The Knesset will not hold the final votes on the so-called police recommendations bill on Monday after the opposition lodged thousands of objections to the proposed legislation, stalling it in committee.
Coalition lawmakers spent four and a half hours on Monday morning rejecting the opposition’s 1,200 proposed amendments in the Knesset’s Internal Affairs Committee, before chairman David Amsalem — the Likud MK who also authored the bill — announced the panel would pick up again on Wednesday morning.
It was not immediately clear when the final plenary votes, which would pass the bill into law, would take place. The second and third plenary readings of the contested legislation were originally scheduled for last Monday, but were later postponed.
“The united opposition managed again to delay the recommendations bill, which is a sign and symptom of the coalition’s corruption and harm to the public interest,” tweeted opposition whip Yoel Hasson of the Zionist Union party.
Further debate about the bill — which has been criticized by both the attorney general and state prosecutor — received a surprise endorsement on Monday from President Reuven Rivlin.
“The public’s right to know is of the highest importance,” said the president, adding that “one must remember that along with that right, there are other values, including the right to presumed innocence and a good name. The tension between these two values deserves a thorough public debate.”
He admitted the issue was personal, as a criminal investigation in 2001 — since closed — thwarted his appointment as justice minister.
“It took three and a half years until the case was closed due to lack of guilt, but the personal and public damage continued to be an open wound,” said the president. “I was terribly angry. I believed I was being harassed for personal and political reasons. I understood how a man, a public figure, feels when he is exposed [to allegations of wrongdoing] without any possibility of defending his good reputation.”
The amended police bill
The committee was debating an amended version of the bill that excludes the ongoing police investigations into Prime Minister Benjamin Netanyahu and coalition chairman David Bitan.
In its final version, the bill says that in criminal cases that have an accompanying prosecutor — namely high-profile cases into politicians and public officials — police are barred, upon wrapping up the investigations and handing over the material to prosecutors, from commenting on whether there is an evidentiary basis for an indictment. However, it also states that the attorney general, state prosecution, or other prosecutors may seek police input on the evidence, should it be deemed necessary.

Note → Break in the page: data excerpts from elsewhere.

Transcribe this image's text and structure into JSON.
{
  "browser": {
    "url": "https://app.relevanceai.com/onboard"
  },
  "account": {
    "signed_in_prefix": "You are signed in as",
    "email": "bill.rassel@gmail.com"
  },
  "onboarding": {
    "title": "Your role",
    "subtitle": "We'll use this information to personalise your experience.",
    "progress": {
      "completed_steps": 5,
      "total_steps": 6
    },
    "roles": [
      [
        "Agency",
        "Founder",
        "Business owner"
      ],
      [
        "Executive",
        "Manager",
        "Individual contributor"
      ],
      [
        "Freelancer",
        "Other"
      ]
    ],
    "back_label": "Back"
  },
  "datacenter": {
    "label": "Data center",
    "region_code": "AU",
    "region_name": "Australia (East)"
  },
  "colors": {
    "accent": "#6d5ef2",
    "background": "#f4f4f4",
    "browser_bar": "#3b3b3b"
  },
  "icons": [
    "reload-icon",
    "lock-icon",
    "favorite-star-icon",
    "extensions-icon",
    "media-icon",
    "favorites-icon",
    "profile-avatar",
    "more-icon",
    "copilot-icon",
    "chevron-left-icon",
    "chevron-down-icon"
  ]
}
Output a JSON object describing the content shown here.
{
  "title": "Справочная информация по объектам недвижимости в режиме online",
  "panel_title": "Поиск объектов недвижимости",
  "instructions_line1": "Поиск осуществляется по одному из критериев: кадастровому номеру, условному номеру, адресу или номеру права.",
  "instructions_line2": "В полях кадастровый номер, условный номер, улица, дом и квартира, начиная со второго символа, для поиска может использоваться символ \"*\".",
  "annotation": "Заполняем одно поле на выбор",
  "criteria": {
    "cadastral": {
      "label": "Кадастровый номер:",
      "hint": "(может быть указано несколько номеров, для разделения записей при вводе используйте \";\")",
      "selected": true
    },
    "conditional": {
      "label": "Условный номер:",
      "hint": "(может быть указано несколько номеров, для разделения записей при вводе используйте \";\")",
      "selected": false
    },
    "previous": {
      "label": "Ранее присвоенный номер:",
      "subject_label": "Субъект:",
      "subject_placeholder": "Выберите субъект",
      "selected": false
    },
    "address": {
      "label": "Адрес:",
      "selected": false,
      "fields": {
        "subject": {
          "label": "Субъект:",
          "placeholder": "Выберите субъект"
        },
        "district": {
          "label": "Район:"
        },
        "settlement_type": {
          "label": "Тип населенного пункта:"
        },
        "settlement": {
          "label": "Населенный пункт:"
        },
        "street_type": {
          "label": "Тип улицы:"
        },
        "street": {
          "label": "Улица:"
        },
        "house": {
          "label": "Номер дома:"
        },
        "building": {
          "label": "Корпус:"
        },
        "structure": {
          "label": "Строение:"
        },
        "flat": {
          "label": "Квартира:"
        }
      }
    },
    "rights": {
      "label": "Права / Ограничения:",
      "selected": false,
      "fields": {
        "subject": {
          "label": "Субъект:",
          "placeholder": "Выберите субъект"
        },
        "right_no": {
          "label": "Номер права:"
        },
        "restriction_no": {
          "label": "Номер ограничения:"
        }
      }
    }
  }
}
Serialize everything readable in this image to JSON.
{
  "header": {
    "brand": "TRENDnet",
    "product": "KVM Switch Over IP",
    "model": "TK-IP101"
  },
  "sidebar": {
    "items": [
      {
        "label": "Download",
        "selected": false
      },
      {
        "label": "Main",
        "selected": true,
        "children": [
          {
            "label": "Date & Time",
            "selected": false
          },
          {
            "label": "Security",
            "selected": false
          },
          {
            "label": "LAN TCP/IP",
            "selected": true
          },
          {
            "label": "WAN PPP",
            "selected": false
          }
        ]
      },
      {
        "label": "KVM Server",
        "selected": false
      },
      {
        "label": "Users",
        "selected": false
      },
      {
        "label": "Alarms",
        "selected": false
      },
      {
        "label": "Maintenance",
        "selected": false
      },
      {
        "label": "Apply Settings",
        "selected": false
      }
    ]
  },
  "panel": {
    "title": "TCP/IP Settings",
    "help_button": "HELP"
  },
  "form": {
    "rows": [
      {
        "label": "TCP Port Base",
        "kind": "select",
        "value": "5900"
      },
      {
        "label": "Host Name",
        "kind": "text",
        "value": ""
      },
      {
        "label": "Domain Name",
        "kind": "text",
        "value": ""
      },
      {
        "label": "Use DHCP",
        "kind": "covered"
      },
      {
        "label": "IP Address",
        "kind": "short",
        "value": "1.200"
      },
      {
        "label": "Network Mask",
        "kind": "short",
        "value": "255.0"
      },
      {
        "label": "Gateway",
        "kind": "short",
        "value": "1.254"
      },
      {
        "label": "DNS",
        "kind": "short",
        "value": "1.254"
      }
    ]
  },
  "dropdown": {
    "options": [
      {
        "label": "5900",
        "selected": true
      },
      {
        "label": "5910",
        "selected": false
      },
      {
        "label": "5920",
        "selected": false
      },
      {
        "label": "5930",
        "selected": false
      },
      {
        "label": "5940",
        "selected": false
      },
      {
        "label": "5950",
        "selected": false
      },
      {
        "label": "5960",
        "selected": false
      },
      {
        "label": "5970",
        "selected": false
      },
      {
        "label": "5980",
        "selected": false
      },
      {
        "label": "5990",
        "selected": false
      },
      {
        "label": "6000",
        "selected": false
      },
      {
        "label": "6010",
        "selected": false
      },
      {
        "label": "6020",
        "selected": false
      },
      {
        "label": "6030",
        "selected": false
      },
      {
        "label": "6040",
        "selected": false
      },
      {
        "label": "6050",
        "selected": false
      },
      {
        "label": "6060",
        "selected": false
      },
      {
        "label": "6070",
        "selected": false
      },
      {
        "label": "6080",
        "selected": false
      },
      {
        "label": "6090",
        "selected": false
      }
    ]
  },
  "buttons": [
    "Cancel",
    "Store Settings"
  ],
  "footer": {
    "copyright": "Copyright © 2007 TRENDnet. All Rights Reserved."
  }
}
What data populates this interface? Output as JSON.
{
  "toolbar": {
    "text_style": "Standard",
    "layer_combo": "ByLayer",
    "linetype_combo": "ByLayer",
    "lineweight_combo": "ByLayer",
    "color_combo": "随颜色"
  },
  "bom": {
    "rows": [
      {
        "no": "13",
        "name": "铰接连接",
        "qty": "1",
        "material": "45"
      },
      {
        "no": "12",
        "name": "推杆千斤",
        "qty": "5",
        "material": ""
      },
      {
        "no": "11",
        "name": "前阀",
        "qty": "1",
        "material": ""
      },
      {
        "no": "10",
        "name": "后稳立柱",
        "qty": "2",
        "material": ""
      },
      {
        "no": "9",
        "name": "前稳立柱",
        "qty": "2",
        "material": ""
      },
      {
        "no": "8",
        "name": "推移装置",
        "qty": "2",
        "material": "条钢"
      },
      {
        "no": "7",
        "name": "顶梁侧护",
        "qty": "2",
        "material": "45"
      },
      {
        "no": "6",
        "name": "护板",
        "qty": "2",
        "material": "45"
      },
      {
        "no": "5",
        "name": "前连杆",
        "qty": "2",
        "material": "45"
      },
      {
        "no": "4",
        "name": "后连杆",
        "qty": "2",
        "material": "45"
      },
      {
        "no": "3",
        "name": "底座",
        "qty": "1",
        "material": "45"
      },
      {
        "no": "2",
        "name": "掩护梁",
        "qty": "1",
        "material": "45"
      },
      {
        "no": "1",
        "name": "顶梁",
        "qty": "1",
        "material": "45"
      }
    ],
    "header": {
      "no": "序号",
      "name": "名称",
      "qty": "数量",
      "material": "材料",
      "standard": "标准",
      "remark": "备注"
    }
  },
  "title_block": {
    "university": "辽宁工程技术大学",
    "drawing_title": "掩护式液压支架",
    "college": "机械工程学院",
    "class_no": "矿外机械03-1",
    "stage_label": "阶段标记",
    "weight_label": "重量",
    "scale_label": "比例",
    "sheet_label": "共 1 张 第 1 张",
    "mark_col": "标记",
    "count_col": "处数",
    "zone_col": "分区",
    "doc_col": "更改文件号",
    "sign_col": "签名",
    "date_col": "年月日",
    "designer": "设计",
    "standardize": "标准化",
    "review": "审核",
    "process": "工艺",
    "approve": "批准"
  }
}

While earlier versions of the bill sought to impose a one-year jail sentence on leaks from investigators in ongoing cases, the final version merely refers to the existing clause in the penal code (117) — which is not enforced — that imposes three years’ imprisonment for leaks.
The police recommendations law would not apply to any existing cases.
Amid mounting opposition, Netanyahu said last week that the legislation was “appropriate and necessary,” but that in order to avoid the appearance that it was tailored to protect him from public fallout in his own corruption probes, it would be amended so as not to apply to him.
Before the amendment, the bill had widely been seen as an attempt by lawmakers to shield Netanyahu, from public fallout should police find sufficient evidence against him to warrant criminal charges.
Netanyahu is under investigation in two separate cases on suspicions he accepted pricey gifts from billionaire benefactors and negotiated a quid-pro-quo deal with a newspaper publisher in a bid for more favorable coverage. He denies the allegations against him.
The bill also faced additional hurdles as one of its main backers, coalition whip Bitan, is now a key suspect in a massive corruption and organized crime investigation in the Rishon Lezion municipality, a yearlong probe that became public on Sunday with a wave of arrests of city officials.
In its final version, the bill states that in most cases, police may not explicitly recommend whether an indictment is warranted. They may, however, state whether there is an evidentiary basis for an indictment, according to the bill. This is consistent with existing police practices.